Since the economic woes of modern Greece are the order of the day, I would like to present you with a few paragraphs on the post-war Greek ruling class, taken from Gabriel Kolko's magnificent Century of War:
It was not only an increasingly concerted policy of repression that was to push Greece to civil war. The economic situation also radicalized countless numbers of people throughout the nation, and to them only a totally new regime seemed a solution to the monumental corruption and venality that persisted unabated after the war ended. The Greek ruling class was surely among the most exploitive and reckless in the world, and foreigners repeatedly wrote about the immense contrast between the life-style of the Athens elite and that of the vast majority of the nation. Supplies sent by the United Nations Relief and Rehabilitation Administration (UNRRA) and others to relieve serious malnutrition and hunger largely entered the black market and enriched corrupt politicians and businessmen linked to them. No effort was made to hide the practice, and scarcely any to conceal its beneficiaries. The British government openly criticized such evils, regarding its aid as useless in this context--and quickly resolved to transfer the bill to Washington, which in turn had no illusions whatsoever about living conditions in Greece or the probity of its future clients.
A handful of speculators ruthlessly manipulated the distribution system at the war's end, producing rampant inflation, and both agricultural and industrial output in 1945 were about a third of prewar levels--reaching 85 and 70 percent, respectively, by the end of 1947. But rising output did not basically alter the economic crisis for the remainder of the decade because of tax avoidance among the rich, their collusion with the political leaders to monopolize imports for their mutual advantage, and gold speculation.

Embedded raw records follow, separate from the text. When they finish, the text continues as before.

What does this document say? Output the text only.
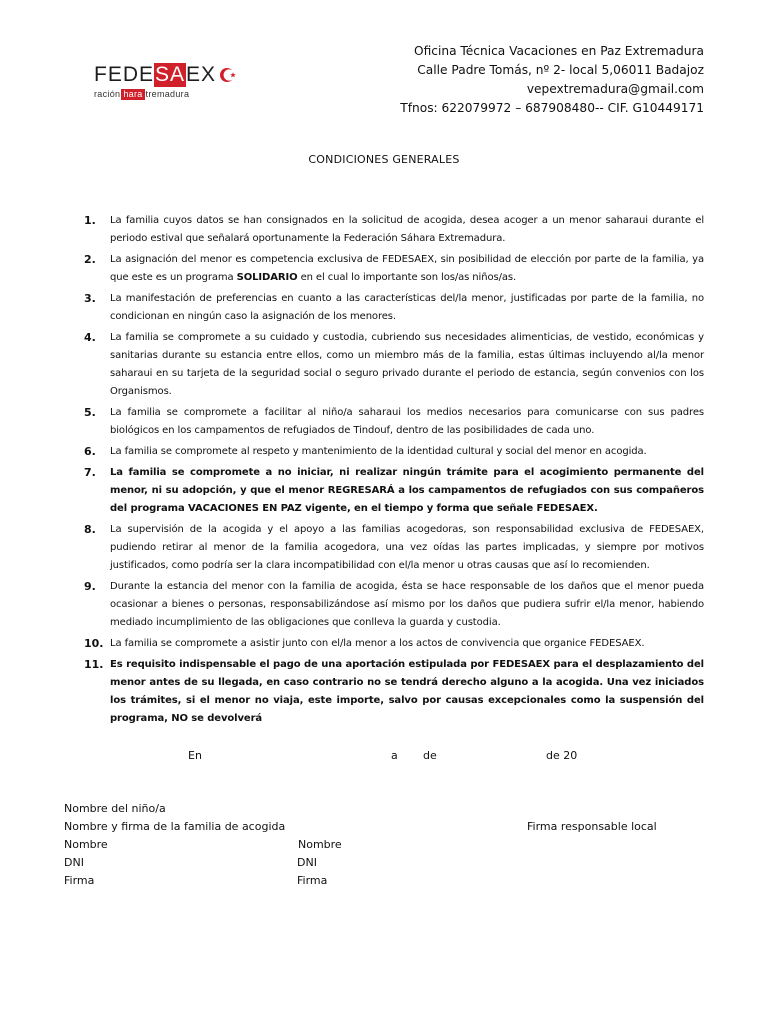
FEDE SA EX
ración hara tremadura
Oficina Técnica Vacaciones en Paz Extremadura
Calle Padre Tomás, nº 2- local 5,06011 Badajoz
vepextremadura@gmail.com
Tfnos: 622079972 – 687908480-- CIF. G10449171
CONDICIONES GENERALES
1.	La familia cuyos datos se han consignados en la solicitud de acogida, desea acoger a un menor saharaui durante el periodo estival que señalará oportunamente la Federación Sáhara Extremadura.
2.	La asignación del menor es competencia exclusiva de FEDESAEX, sin posibilidad de elección por parte de la familia, ya que este es un programa SOLIDARIO en el cual lo importante son los/as niños/as.
3.	La manifestación de preferencias en cuanto a las características del/la menor, justificadas por parte de la familia, no condicionan en ningún caso la asignación de los menores.
4.	La familia se compromete a su cuidado y custodia, cubriendo sus necesidades alimenticias, de vestido, económicas y sanitarias durante su estancia entre ellos, como un miembro más de la familia, estas últimas incluyendo al/la menor saharaui en su tarjeta de la seguridad social o seguro privado durante el periodo de estancia, según convenios con los Organismos.
5.	La familia se compromete a facilitar al niño/a saharaui los medios necesarios para comunicarse con sus padres biológicos en los campamentos de refugiados de Tindouf, dentro de las posibilidades de cada uno.
6.	La familia se compromete al respeto y mantenimiento de la identidad cultural y social del menor en acogida.
7.	La familia se compromete a no iniciar, ni realizar ningún trámite para el acogimiento permanente del menor, ni su adopción, y que el menor REGRESARÁ a los campamentos de refugiados con sus compañeros del programa VACACIONES EN PAZ vigente, en el tiempo y forma que señale FEDESAEX.
8.	La supervisión de la acogida y el apoyo a las familias acogedoras, son responsabilidad exclusiva de FEDESAEX, pudiendo retirar al menor de la familia acogedora, una vez oídas las partes implicadas, y siempre por motivos justificados, como podría ser la clara incompatibilidad con el/la menor u otras causas que así lo recomienden.
9.	Durante la estancia del menor con la familia de acogida, ésta se hace responsable de los daños que el menor pueda ocasionar a bienes o personas, responsabilizándose así mismo por los daños que pudiera sufrir el/la menor, habiendo mediado incumplimiento de las obligaciones que conlleva la guarda y custodia.
10. La familia se compromete a asistir junto con el/la menor a los actos de convivencia que organice FEDESAEX.
11. Es requisito indispensable el pago de una aportación estipulada por FEDESAEX para el desplazamiento del menor antes de su llegada, en caso contrario no se tendrá derecho alguno a la acogida. Una vez iniciados los trámites, si el menor no viaja, este importe, salvo por causas excepcionales como la suspensión del programa, NO se devolverá
En	a de	de 20
Nombre del niño/a
Nombre y firma de la familia de acogida	Firma responsable local
Nombre	Nombre
DNI	DNI
Firma	Firma
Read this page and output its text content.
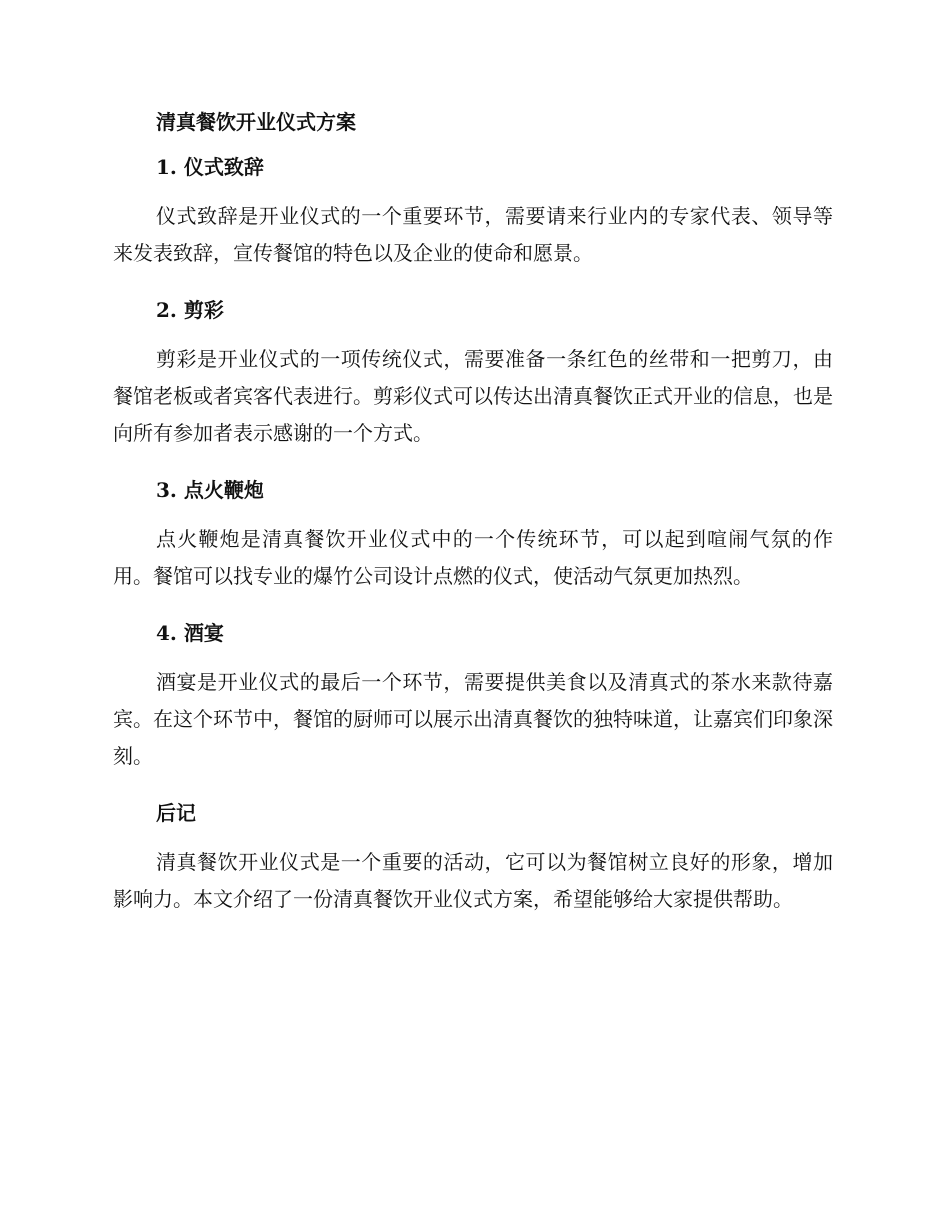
清真餐饮开业仪式方案
1. 仪式致辞

仪式致辞是开业仪式的一个重要环节，需要请来行业内的专家代表、领导等来发表致辞，宣传餐馆的特色以及企业的使命和愿景。

2. 剪彩

剪彩是开业仪式的一项传统仪式，需要准备一条红色的丝带和一把剪刀，由餐馆老板或者宾客代表进行。剪彩仪式可以传达出清真餐饮正式开业的信息，也是向所有参加者表示感谢的一个方式。

3. 点火鞭炮

点火鞭炮是清真餐饮开业仪式中的一个传统环节，可以起到喧闹气氛的作用。餐馆可以找专业的爆竹公司设计点燃的仪式，使活动气氛更加热烈。

4. 酒宴

酒宴是开业仪式的最后一个环节，需要提供美食以及清真式的茶水来款待嘉宾。在这个环节中，餐馆的厨师可以展示出清真餐饮的独特味道，让嘉宾们印象深刻。

后记

清真餐饮开业仪式是一个重要的活动，它可以为餐馆树立良好的形象，增加影响力。本文介绍了一份清真餐饮开业仪式方案，希望能够给大家提供帮助。
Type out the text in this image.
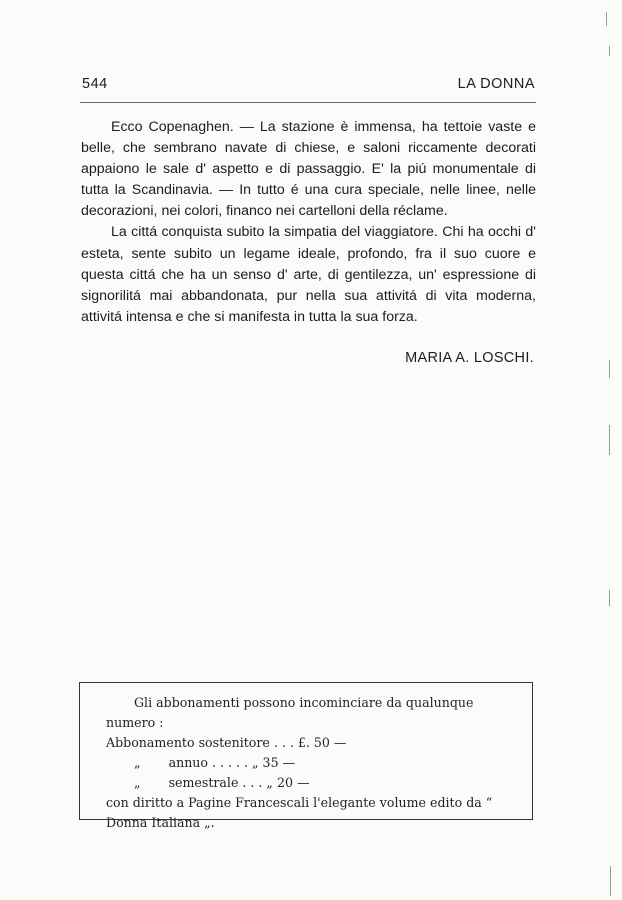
544	LA DONNA

Ecco Copenaghen. — La stazione è immensa, ha tettoie vaste e belle, che sembrano navate di chiese, e saloni riccamente decorati appaiono le sale d' aspetto e di passaggio. E' la piú monumentale di tutta la Scandinavia. — In tutto é una cura speciale, nelle linee, nelle decorazioni, nei colori, financo nei cartelloni della réclame.

La cittá conquista subito la simpatia del viaggiatore. Chi ha occhi d' esteta, sente subito un legame ideale, profondo, fra il suo cuore e questa cittá che ha un senso d' arte, di gentilezza, un' espressione di signorilitá mai abbandonata, pur nella sua attivitá di vita moderna, attivitá intensa e che si manifesta in tutta la sua forza.

MARIA A. LOSCHI.

Gli abbonamenti possono incominciare da qualunque numero :

Abbonamento sostenitore . . . £. 50 —

„       annuo . . . . . „ 35 —

„       semestrale . . . „ 20 —

con diritto a Pagine Francescali l'elegante volume edito da “ Donna Italiana „.
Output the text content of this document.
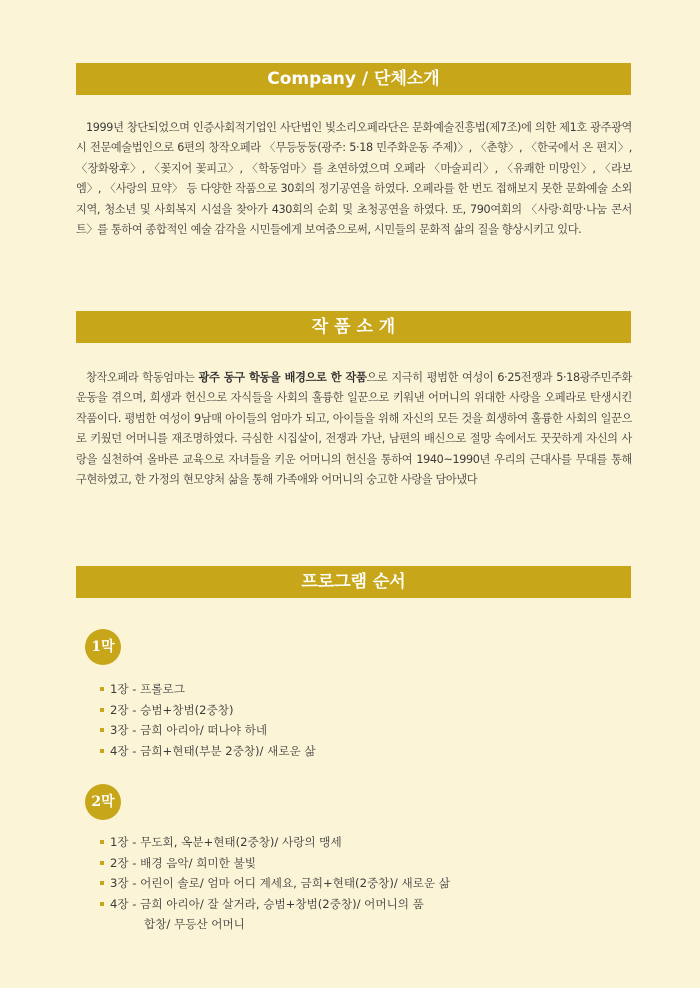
Company / 단체소개
1999년 창단되었으며 인증사회적기업인 사단법인 빛소리오페라단은 문화예술진흥법(제7조)에 의한 제1호 광주광역시 전문예술법인으로 6편의 창작오페라 〈무등둥둥(광주: 5·18 민주화운동 주제)〉, 〈춘향〉, 〈한국에서 온 편지〉, 〈장화왕후〉, 〈꽃지어 꽃피고〉, 〈학동엄마〉를 초연하였으며 오페라 〈마술피리〉, 〈유쾌한 미망인〉, 〈라보엠〉, 〈사랑의 묘약〉 등 다양한 작품으로 30회의 정기공연을 하였다. 오페라를 한 번도 접해보지 못한 문화예술 소외지역, 청소년 및 사회복지 시설을 찾아가 430회의 순회 및 초청공연을 하였다. 또, 790여회의 〈사랑·희망·나눔 콘서트〉를 통하여 종합적인 예술 감각을 시민들에게 보여줌으로써, 시민들의 문화적 삶의 질을 향상시키고 있다.
작 품 소 개
창작오페라 학동엄마는 광주 동구 학동을 배경으로 한 작품으로 지극히 평범한 여성이 6·25전쟁과 5·18광주민주화운동을 겪으며, 희생과 헌신으로 자식들을 사회의 훌륭한 일꾼으로 키워낸 어머니의 위대한 사랑을 오페라로 탄생시킨 작품이다. 평범한 여성이 9남매 아이들의 엄마가 되고, 아이들을 위해 자신의 모든 것을 희생하여 훌륭한 사회의 일꾼으로 키웠던 어머니를 재조명하였다. 극심한 시집살이, 전쟁과 가난, 남편의 배신으로 절망 속에서도 꿋꿋하게 자신의 사랑을 실천하여 올바른 교육으로 자녀들을 키운 어머니의 헌신을 통하여 1940~1990년 우리의 근대사를 무대를 통해 구현하였고, 한 가정의 현모양처 삶을 통해 가족애와 어머니의 숭고한 사랑을 담아냈다
프로그램 순서
1막
1장 - 프롤로그
2장 - 승범+창범(2중창)
3장 - 금희 아리아/ 떠나야 하네
4장 - 금희+현태(부분 2중창)/ 새로운 삶
2막
1장 - 무도회, 옥분+현태(2중창)/ 사랑의 맹세
2장 - 배경 음악/ 희미한 불빛
3장 - 어린이 솔로/ 엄마 어디 계세요, 금희+현태(2중창)/ 새로운 삶
4장 - 금희 아리아/ 잘 살거라, 승범+창범(2중창)/ 어머니의 품
합창/ 무등산 어머니
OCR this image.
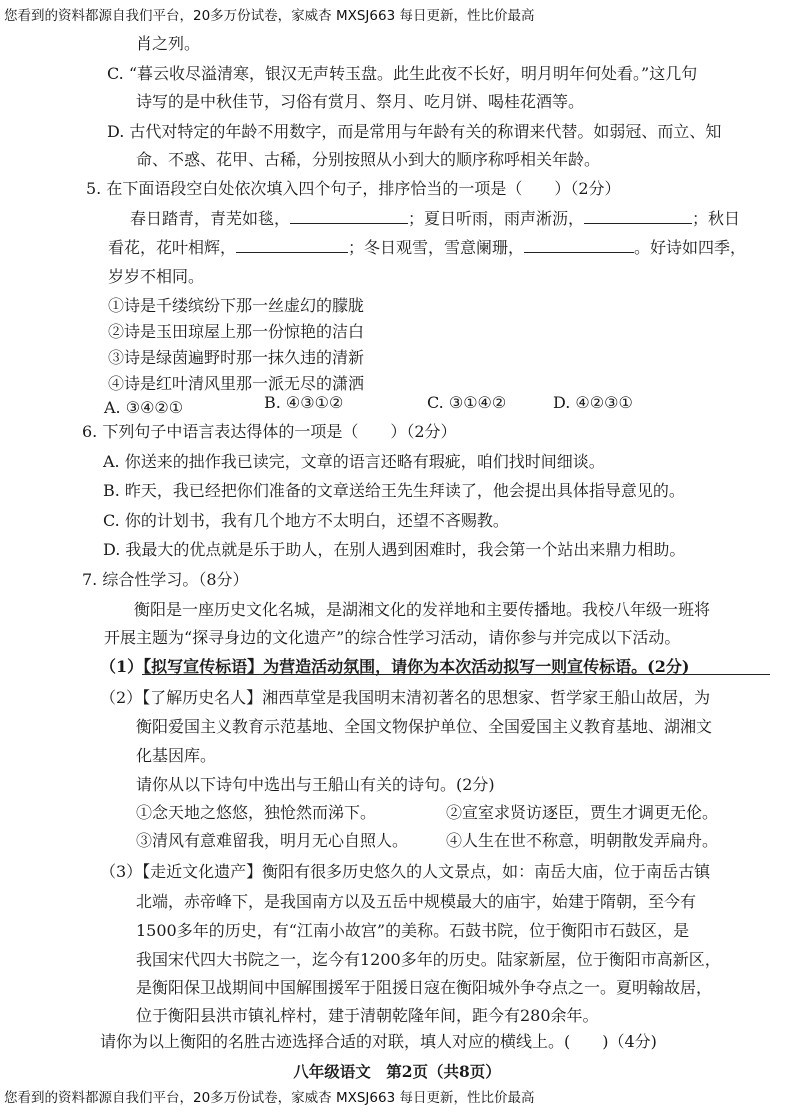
您看到的资料都源自我们平台，20多万份试卷，家威杏 MXSJ663 每日更新，性比价最高
肖之列。
C. “暮云收尽溢清寒，银汉无声转玉盘。此生此夜不长好，明月明年何处看。”这几句
诗写的是中秋佳节，习俗有赏月、祭月、吃月饼、喝桂花酒等。
D. 古代对特定的年龄不用数字，而是常用与年龄有关的称谓来代替。如弱冠、而立、知
命、不惑、花甲、古稀，分别按照从小到大的顺序称呼相关年龄。
5. 在下面语段空白处依次填入四个句子，排序恰当的一项是（　　）（2分）
春日踏青，青芜如毯，	；夏日听雨，雨声淅沥，	；秋日
看花，花叶相辉，	；冬日观雪，雪意阑珊，	。好诗如四季，
岁岁不相同。
①诗是千缕缤纷下那一丝虚幻的朦胧
②诗是玉田琼屋上那一份惊艳的洁白
③诗是绿茵遍野时那一抹久违的清新
④诗是红叶清风里那一派无尽的潇洒
A. ③④②①	B. ④③①②	C. ③①④②	D. ④②③①
6. 下列句子中语言表达得体的一项是（　　）（2分）
A. 你送来的拙作我已读完，文章的语言还略有瑕疵，咱们找时间细谈。
B. 昨天，我已经把你们准备的文章送给王先生拜读了，他会提出具体指导意见的。
C. 你的计划书，我有几个地方不太明白，还望不吝赐教。
D. 我最大的优点就是乐于助人，在别人遇到困难时，我会第一个站出来鼎力相助。
7. 综合性学习。（8分）
衡阳是一座历史文化名城，是湖湘文化的发祥地和主要传播地。我校八年级一班将
开展主题为“探寻身边的文化遗产”的综合性学习活动，请你参与并完成以下活动。
（1）【拟写宣传标语】为营造活动氛围，请你为本次活动拟写一则宣传标语。(2分)
（2）【了解历史名人】湘西草堂是我国明末清初著名的思想家、哲学家王船山故居，为
衡阳爱国主义教育示范基地、全国文物保护单位、全国爱国主义教育基地、湖湘文
化基因库。
请你从以下诗句中选出与王船山有关的诗句。(2分)
①念天地之悠悠，独怆然而涕下。	②宣室求贤访逐臣，贾生才调更无伦。
③清风有意难留我，明月无心自照人。 ④人生在世不称意，明朝散发弄扁舟。
（3）【走近文化遗产】衡阳有很多历史悠久的人文景点，如：南岳大庙，位于南岳古镇
北端，赤帝峰下，是我国南方以及五岳中规模最大的庙宇，始建于隋朝，至今有
1500多年的历史，有“江南小故宫”的美称。石鼓书院，位于衡阳市石鼓区，是
我国宋代四大书院之一，迄今有1200多年的历史。陆家新屋，位于衡阳市高新区，
是衡阳保卫战期间中国解围援军于阻援日寇在衡阳城外争夺点之一。夏明翰故居，
位于衡阳县洪市镇礼梓村，建于清朝乾隆年间，距今有280余年。
请你为以上衡阳的名胜古迹选择合适的对联，填人对应的横线上。(　　)（4分)
八年级语文　第2页（共8页）
您看到的资料都源自我们平台，20多万份试卷，家威杏 MXSJ663 每日更新，性比价最高
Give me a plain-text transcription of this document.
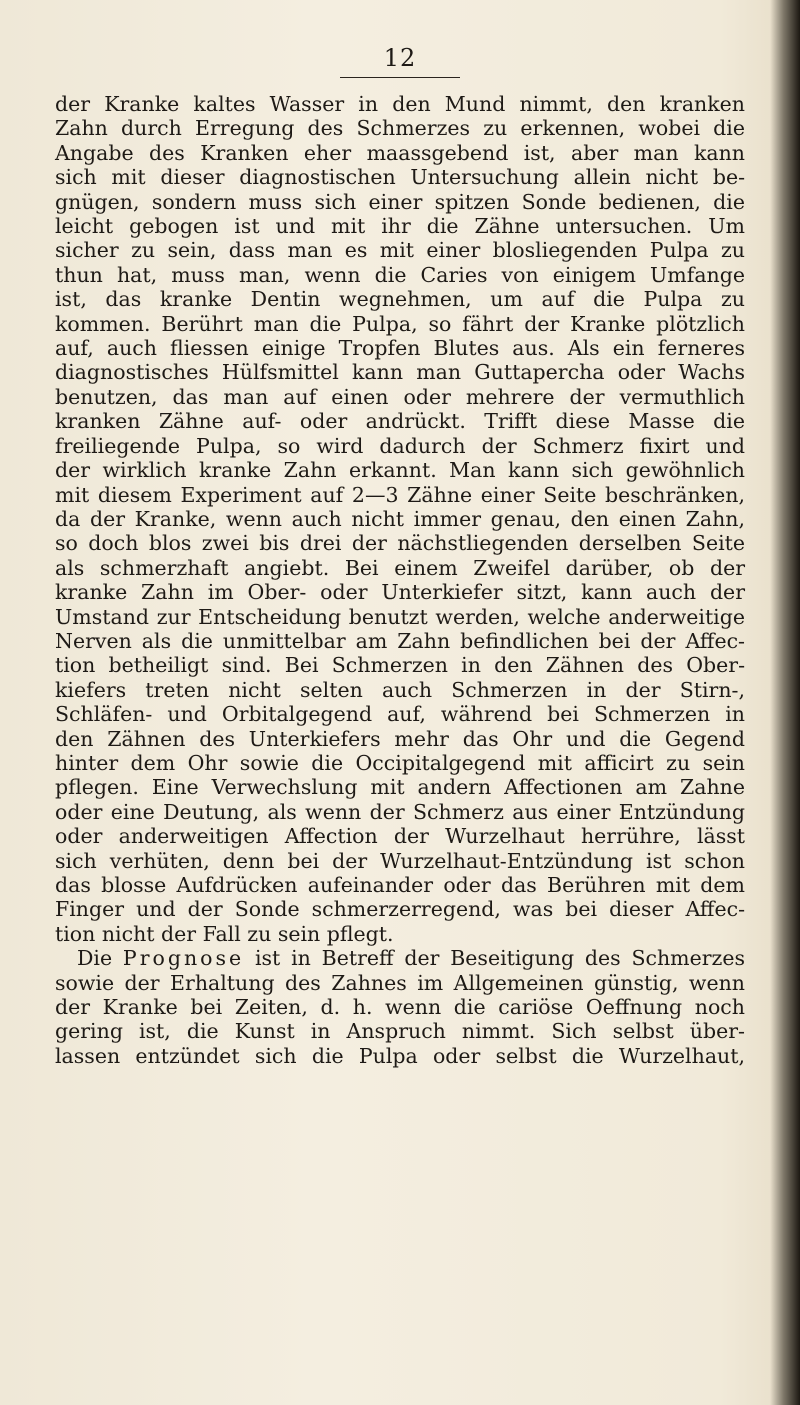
12
der Kranke kaltes Wasser in den Mund nimmt, den kranken
Zahn durch Erregung des Schmerzes zu erkennen, wobei die
Angabe des Kranken eher maassgebend ist, aber man kann
sich mit dieser diagnostischen Untersuchung allein nicht be-
gnügen, sondern muss sich einer spitzen Sonde bedienen, die
leicht gebogen ist und mit ihr die Zähne untersuchen. Um
sicher zu sein, dass man es mit einer blosliegenden Pulpa zu
thun hat, muss man, wenn die Caries von einigem Umfange
ist, das kranke Dentin wegnehmen, um auf die Pulpa zu
kommen. Berührt man die Pulpa, so fährt der Kranke plötzlich
auf, auch fliessen einige Tropfen Blutes aus. Als ein ferneres
diagnostisches Hülfsmittel kann man Guttapercha oder Wachs
benutzen, das man auf einen oder mehrere der vermuthlich
kranken Zähne auf- oder andrückt. Trifft diese Masse die
freiliegende Pulpa, so wird dadurch der Schmerz fixirt und
der wirklich kranke Zahn erkannt. Man kann sich gewöhnlich
mit diesem Experiment auf 2—3 Zähne einer Seite beschränken,
da der Kranke, wenn auch nicht immer genau, den einen Zahn,
so doch blos zwei bis drei der nächstliegenden derselben Seite
als schmerzhaft angiebt. Bei einem Zweifel darüber, ob der
kranke Zahn im Ober- oder Unterkiefer sitzt, kann auch der
Umstand zur Entscheidung benutzt werden, welche anderweitige
Nerven als die unmittelbar am Zahn befindlichen bei der Affec-
tion betheiligt sind. Bei Schmerzen in den Zähnen des Ober-
kiefers treten nicht selten auch Schmerzen in der Stirn-,
Schläfen- und Orbitalgegend auf, während bei Schmerzen in
den Zähnen des Unterkiefers mehr das Ohr und die Gegend
hinter dem Ohr sowie die Occipitalgegend mit afficirt zu sein
pflegen. Eine Verwechslung mit andern Affectionen am Zahne
oder eine Deutung, als wenn der Schmerz aus einer Entzündung
oder anderweitigen Affection der Wurzelhaut herrühre, lässt
sich verhüten, denn bei der Wurzelhaut-Entzündung ist schon
das blosse Aufdrücken aufeinander oder das Berühren mit dem
Finger und der Sonde schmerzerregend, was bei dieser Affec-
tion nicht der Fall zu sein pflegt.
Die Prognose ist in Betreff der Beseitigung des Schmerzes
sowie der Erhaltung des Zahnes im Allgemeinen günstig, wenn
der Kranke bei Zeiten, d. h. wenn die cariöse Oeffnung noch
gering ist, die Kunst in Anspruch nimmt. Sich selbst über-
lassen entzündet sich die Pulpa oder selbst die Wurzelhaut,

More private gold flowed out of Greece by the end of 1946 than the value of all the aid it received from UNRRA. In 1947 the Greek standard of living was the lowest in Europe, well below prewar norms, and urban workers remained close to a subsistence level or below it into the 1950s, partially because of government policies and also because of the huge refugee problem -- which I detail later. Rural Greece, by contrast, was better able to adapt to economic difficulties than the urban sector. Given the spiraling inflation that speculators sustained long after actual production ceased to justify scarcity prices, labor troubles were common. All of these trends con¬firmed that the existing order was failing gravely and that the Left would reemerge in one form or another to replace it if parliamentary processes were permitted to operate.
But a clientelist and especially immoral ruling class prepared to risk its future by bleeding the masses economically is rarely prepared to observe parliamentary niceties... the KKE's (Communist Party) leadership and most of its members during the war itself emphasized the pursuit of a political route to power based principally on the urban world in which they dwelled, and given the economic realities in cities, such a strategy could be convincingly justified so long as repression did not become overwhelming -- which was precisely what began to occur after 1945. Whatever Zachariadis's other faults, which proved decisive, his urban fixation cannot be dismissed as having initially been purely capricious.